Google Translate does do a great job of differentiating between traditional and simplified Chinese characters (for those who are not familiar, traditional characters are used for Cantonese and Mandarin in Taiwan, while simplified characters are used for Mandarin in China). Type “horse” in English, and you’ll be given “馬” if you choose traditional characters, and “马” if you choose simplified. However, for both traditional and simplified characters, the romanization given with the character is “Mǎ”, and this is Pinyin. What we really should have is “馬, maa5” for Cantonese, and “马, mǎ” for Mandarin. Google translate incorrectly uses Pinyin for Cantonese. What we really want here is Jyutping.
Cantonese isn’t supported by Google Translate
The use of Pinyin for both the traditional and simplified characters simply shows that by “Chinese,” Google means “Mandarin Chinese.” So actually, Cantonese isn’t supported at all. We don’t only want to add Jyutping, but we want to add Cantonese as a supported language. Sadly, I don’t have a direct phone line to anyone at Google who could help me with this, so I came up with a work around.
The best part about this is: by harnessing two websites, we don’t need any of our own data, and we don’t need to use any machine learning. This hack is very fast, and solves our problem. No neural networks required!
Baidu and Chineseconverter to the Rescue!
Baidu, which is pretty much China’s Google, has a great Baidu translate tool that we can take advantage of. Not only does it support English to Mandarin Chinese translations, but it supports English to Cantonese! Enter “horse” and you’ll get “馬”, but with no Jyutping to help a student actually pronounce it. We need another site to do this: Chineseconverter.com. This site allows us to enter traditional characters, and output Jyutping. Finally, what we want! Now let’s write some code to do this for us.
Selenium to the Rescue!
Using Python and the Selenium package, we can automate the process of typing English text into Baidu Translate, copying the output as input into Chineseconverter.com, and finally taking the result as our final output.

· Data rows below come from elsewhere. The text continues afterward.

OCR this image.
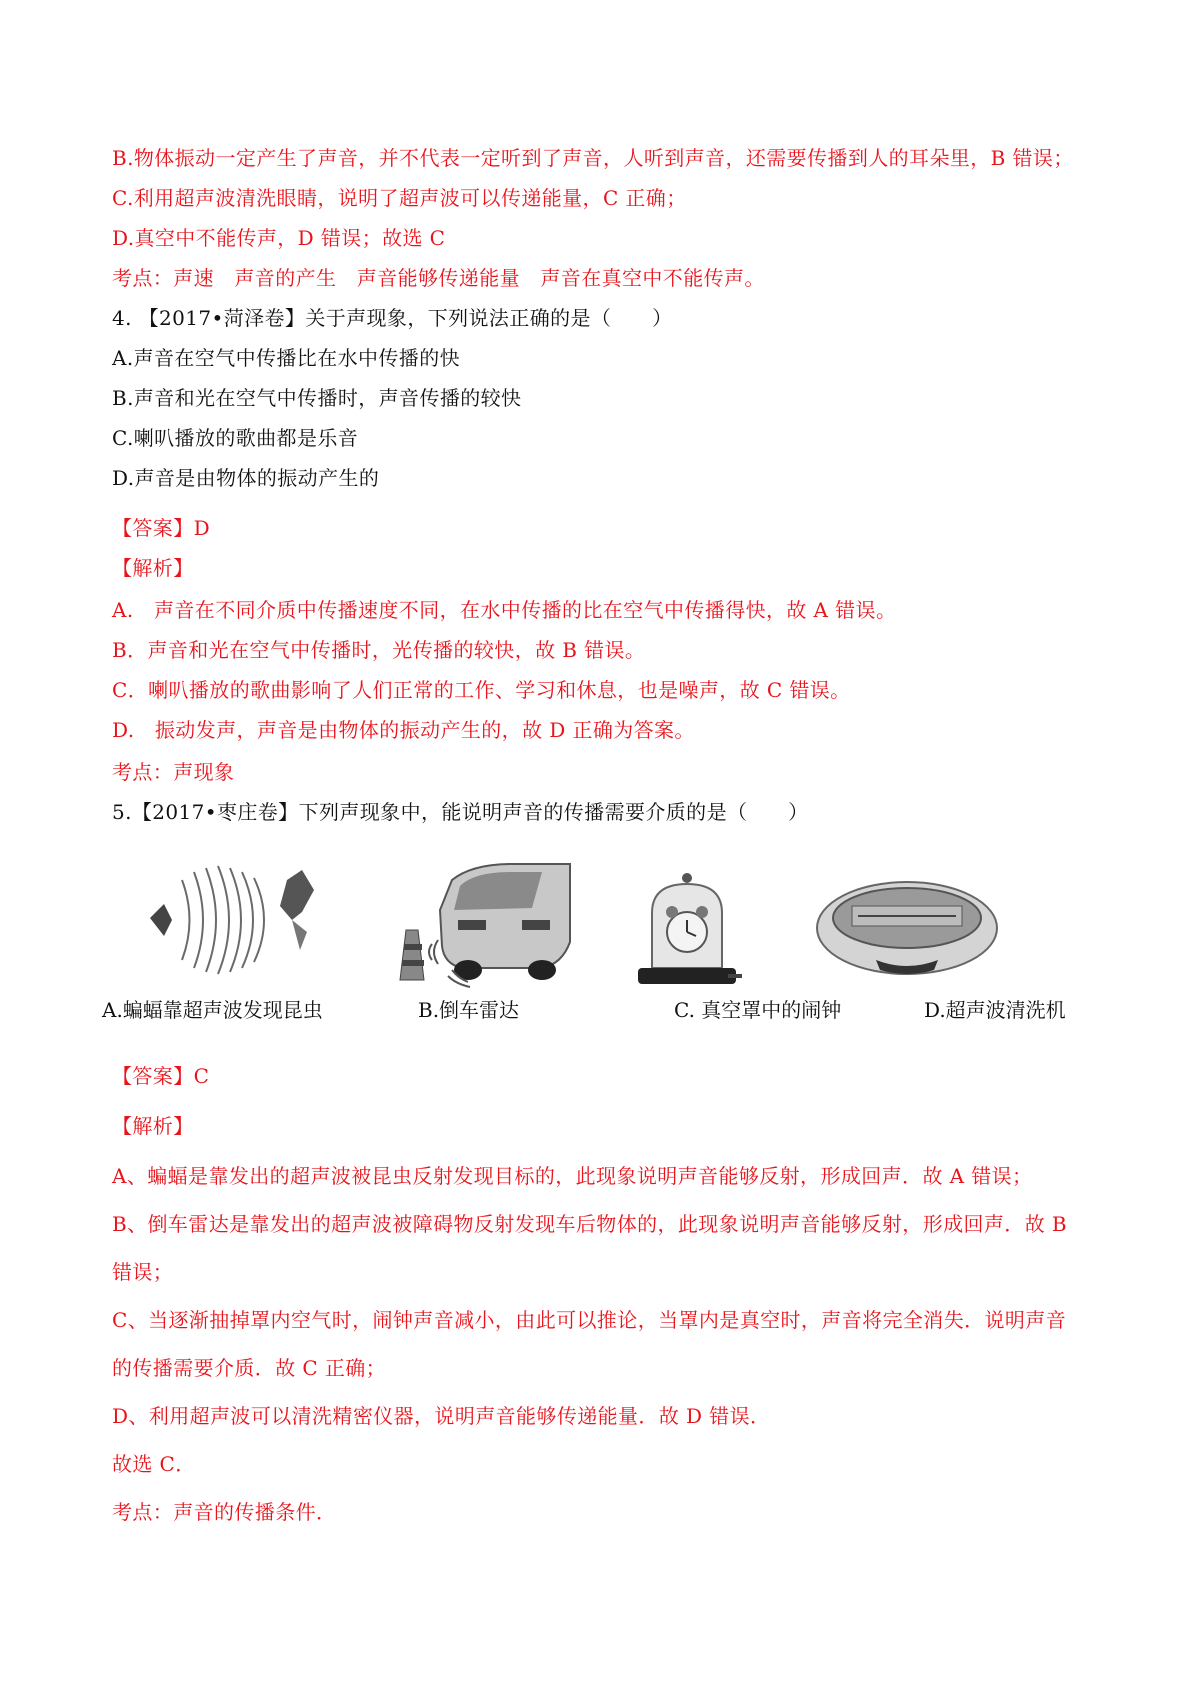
B.物体振动一定产生了声音，并不代表一定听到了声音，人听到声音，还需要传播到人的耳朵里，B 错误；
C.利用超声波清洗眼睛，说明了超声波可以传递能量，C 正确；
D.真空中不能传声，D 错误；故选 C
考点：声速　声音的产生　声音能够传递能量　声音在真空中不能传声。
4. 【2017•菏泽卷】关于声现象，下列说法正确的是（　　）
A.声音在空气中传播比在水中传播的快
B.声音和光在空气中传播时，声音传播的较快
C.喇叭播放的歌曲都是乐音
D.声音是由物体的振动产生的
【答案】D
【解析】
A.　声音在不同介质中传播速度不同，在水中传播的比在空气中传播得快，故 A 错误。
B．声音和光在空气中传播时，光传播的较快，故 B 错误。
C．喇叭播放的歌曲影响了人们正常的工作、学习和休息，也是噪声，故 C 错误。
D.　振动发声，声音是由物体的振动产生的，故 D 正确为答案。
考点：声现象
5.【2017•枣庄卷】下列声现象中，能说明声音的传播需要介质的是（　　）
A.蝙蝠靠超声波发现昆虫	B.倒车雷达	C. 真空罩中的闹钟	D.超声波清洗机
【答案】C
【解析】
A、蝙蝠是靠发出的超声波被昆虫反射发现目标的，此现象说明声音能够反射，形成回声．故 A 错误；
B、倒车雷达是靠发出的超声波被障碍物反射发现车后物体的，此现象说明声音能够反射，形成回声．故 B
错误；
C、当逐渐抽掉罩内空气时，闹钟声音减小，由此可以推论，当罩内是真空时，声音将完全消失．说明声音
的传播需要介质．故 C 正确；
D、利用超声波可以清洗精密仪器，说明声音能够传递能量．故 D 错误．
故选 C．
考点：声音的传播条件．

We start by initializing the webdriver:
Next, we scrape! This part involved a bit of going into the source code of the two webpages and retrieving the necessary elements. I found that if I didn’t let the program “sleep” for 3 seconds after entering my English text into Baidu Translate, then Selenium wouldn’t find the output. Other than that, everything works well.

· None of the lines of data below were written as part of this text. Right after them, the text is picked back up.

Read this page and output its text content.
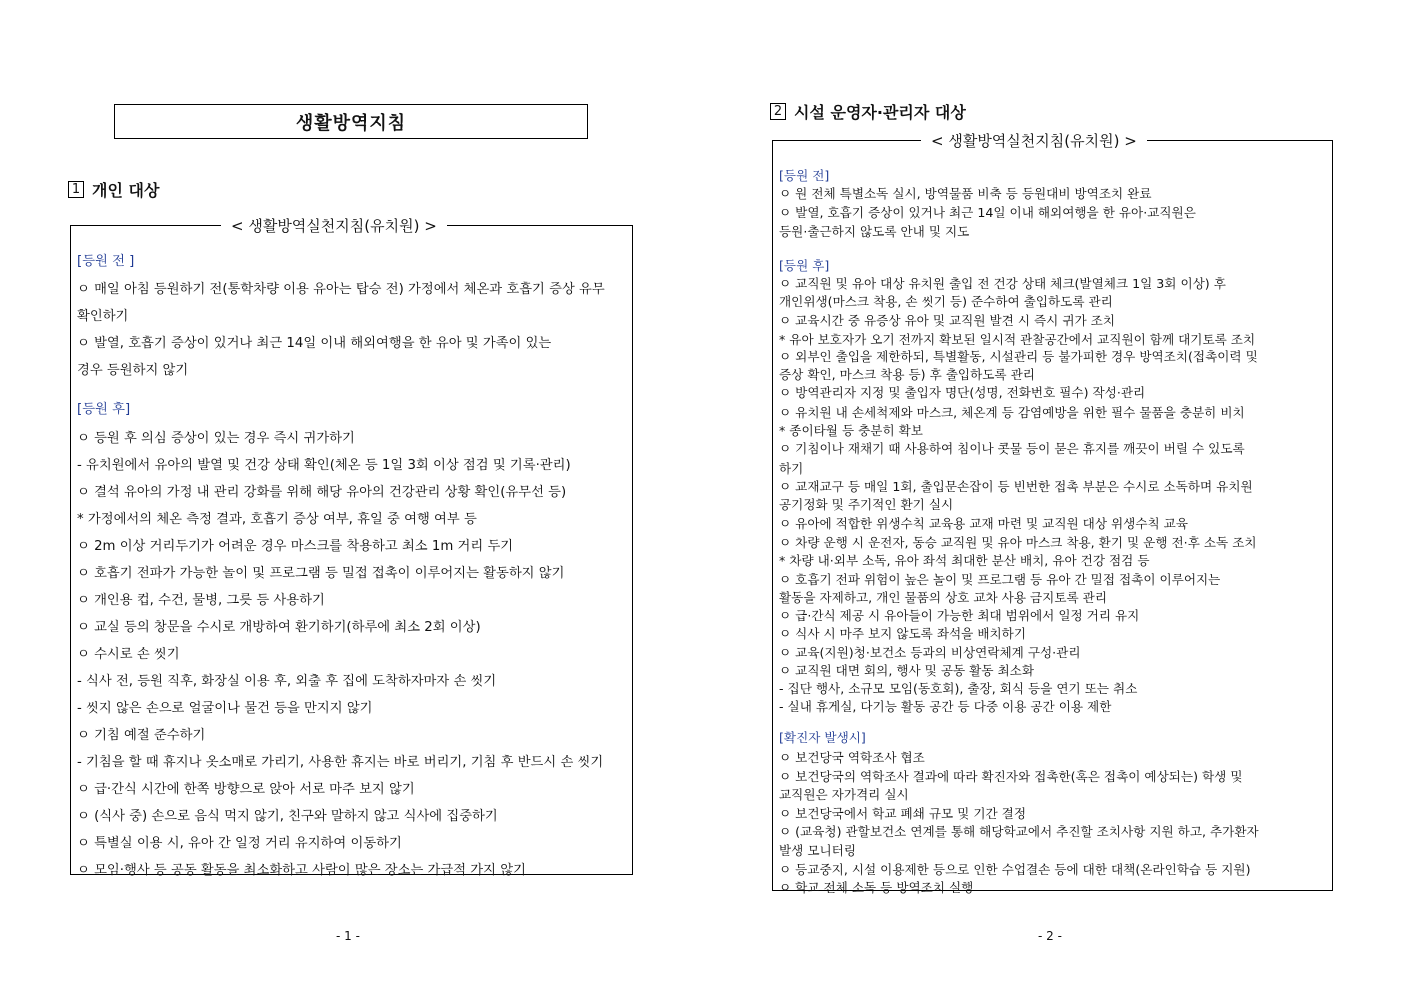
생활방역지침
1 개인 대상
< 생활방역실천지침(유치원) >
[등원 전 ]
ㅇ 매일 아침 등원하기 전(통학차량 이용 유아는 탑승 전) 가정에서 체온과 호흡기 증상 유무
확인하기
ㅇ 발열, 호흡기 증상이 있거나 최근 14일 이내 해외여행을 한 유아 및 가족이 있는
경우 등원하지 않기
[등원 후]
ㅇ 등원 후 의심 증상이 있는 경우 즉시 귀가하기
- 유치원에서 유아의 발열 및 건강 상태 확인(체온 등 1일 3회 이상 점검 및 기록·관리)
ㅇ 결석 유아의 가정 내 관리 강화를 위해 해당 유아의 건강관리 상황 확인(유무선 등)
* 가정에서의 체온 측정 결과, 호흡기 증상 여부, 휴일 중 여행 여부 등
ㅇ 2m 이상 거리두기가 어려운 경우 마스크를 착용하고 최소 1m 거리 두기
ㅇ 호흡기 전파가 가능한 놀이 및 프로그램 등 밀접 접촉이 이루어지는 활동하지 않기
ㅇ 개인용 컵, 수건, 물병, 그릇 등 사용하기
ㅇ 교실 등의 창문을 수시로 개방하여 환기하기(하루에 최소 2회 이상)
ㅇ 수시로 손 씻기
- 식사 전, 등원 직후, 화장실 이용 후, 외출 후 집에 도착하자마자 손 씻기
- 씻지 않은 손으로 얼굴이나 물건 등을 만지지 않기
ㅇ 기침 예절 준수하기
- 기침을 할 때 휴지나 옷소매로 가리기, 사용한 휴지는 바로 버리기, 기침 후 반드시 손 씻기
ㅇ 급·간식 시간에 한쪽 방향으로 앉아 서로 마주 보지 않기
ㅇ (식사 중) 손으로 음식 먹지 않기, 친구와 말하지 않고 식사에 집중하기
ㅇ 특별실 이용 시, 유아 간 일정 거리 유지하여 이동하기
ㅇ 모임·행사 등 공동 활동을 최소화하고 사람이 많은 장소는 가급적 가지 않기
- 1 -
2 시설 운영자·관리자 대상
< 생활방역실천지침(유치원) >
[등원 전]
ㅇ 원 전체 특별소독 실시, 방역물품 비축 등 등원대비 방역조치 완료
ㅇ 발열, 호흡기 증상이 있거나 최근 14일 이내 해외여행을 한 유아·교직원은
등원·출근하지 않도록 안내 및 지도
[등원 후]
ㅇ 교직원 및 유아 대상 유치원 출입 전 건강 상태 체크(발열체크 1일 3회 이상) 후
개인위생(마스크 착용, 손 씻기 등) 준수하여 출입하도록 관리
ㅇ 교육시간 중 유증상 유아 및 교직원 발견 시 즉시 귀가 조치
* 유아 보호자가 오기 전까지 확보된 일시적 관찰공간에서 교직원이 함께 대기토록 조치
ㅇ 외부인 출입을 제한하되, 특별활동, 시설관리 등 불가피한 경우 방역조치(접촉이력 및
증상 확인, 마스크 착용 등) 후 출입하도록 관리
ㅇ 방역관리자 지정 및 출입자 명단(성명, 전화번호 필수) 작성·관리
ㅇ 유치원 내 손세척제와 마스크, 체온계 등 감염예방을 위한 필수 물품을 충분히 비치
* 종이타월 등 충분히 확보
ㅇ 기침이나 재채기 때 사용하여 침이나 콧물 등이 묻은 휴지를 깨끗이 버릴 수 있도록
하기
ㅇ 교재교구 등 매일 1회, 출입문손잡이 등 빈번한 접촉 부분은 수시로 소독하며 유치원
공기정화 및 주기적인 환기 실시
ㅇ 유아에 적합한 위생수칙 교육용 교재 마련 및 교직원 대상 위생수칙 교육
ㅇ 차량 운행 시 운전자, 동승 교직원 및 유아 마스크 착용, 환기 및 운행 전·후 소독 조치
* 차량 내·외부 소독, 유아 좌석 최대한 분산 배치, 유아 건강 점검 등
ㅇ 호흡기 전파 위험이 높은 놀이 및 프로그램 등 유아 간 밀접 접촉이 이루어지는
활동을 자제하고, 개인 물품의 상호 교차 사용 금지토록 관리
ㅇ 급·간식 제공 시 유아들이 가능한 최대 범위에서 일정 거리 유지
ㅇ 식사 시 마주 보지 않도록 좌석을 배치하기
ㅇ 교육(지원)청·보건소 등과의 비상연락체계 구성·관리
ㅇ 교직원 대면 회의, 행사 및 공동 활동 최소화
- 집단 행사, 소규모 모임(동호회), 출장, 회식 등을 연기 또는 취소
- 실내 휴게실, 다기능 활동 공간 등 다중 이용 공간 이용 제한
[확진자 발생시]
ㅇ 보건당국 역학조사 협조
ㅇ 보건당국의 역학조사 결과에 따라 확진자와 접촉한(혹은 접촉이 예상되는) 학생 및
교직원은 자가격리 실시
ㅇ 보건당국에서 학교 폐쇄 규모 및 기간 결정
ㅇ (교육청) 관할보건소 연계를 통해 해당학교에서 추진할 조치사항 지원 하고, 추가환자
발생 모니터링
ㅇ 등교중지, 시설 이용제한 등으로 인한 수업결손 등에 대한 대책(온라인학습 등 지원)
ㅇ 학교 전체 소독 등 방역조치 실행
- 2 -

Let’s look at how the program runs.
Enter your input: I love eating noodles
Traditional characters: 我钟意食面
Cantonese Jyutping: ngo5 zung1 ji3 sik6 min6
If we had used Google Translate and traditional Chinese characters, we would’ve gotten “我喜歡吃麵條”, which is not Cantonese, since it gives us “吃, chī”. What we want is “食, sik6,” which is the Cantonese way of saying “to eat.” So this is great, it works!
Final Notes on the Run Time
Since we’re just automating the process of entering and extracting text from webpages, this takes a ridiculously long time to run (about 5 seconds). The lag gives a Cantonese student time to think about what their translation should be, but this is definitely too long to declare it a solution to the lack of Cantonese on Google Translate!
Closing Remarks and, why use Jyutping instead of just learning the characters?
Using Python and Selenium, it was quick and easy to come up with a way to translate from English to Cantonese Jyutping. I didn’t have to train any neural nets, or even get any training data- I just used what was already available. You may be asking yourself, though, why even do this? Why wouldn’t someone who’s learning to speak Cantonese also learn to read? Well, the problem with learning Cantonese, and any Chinese language, is that if you focus on learning to read, write, and speak all at once, you’ll be overwhelmed. In my opinion, the best way to learn these sorts of languages is to focus on speaking first, and reading will come later. If your goal is to communicate with people (in person!), you won’t need to be able to read or write. Even young people in Chinese speaking areas tend to prefer voice messages over texting, which adds even more to my argument that you don’t need to be able to read or write at first. Of course, it’d be nice, but you have to choose. It’s a trade off.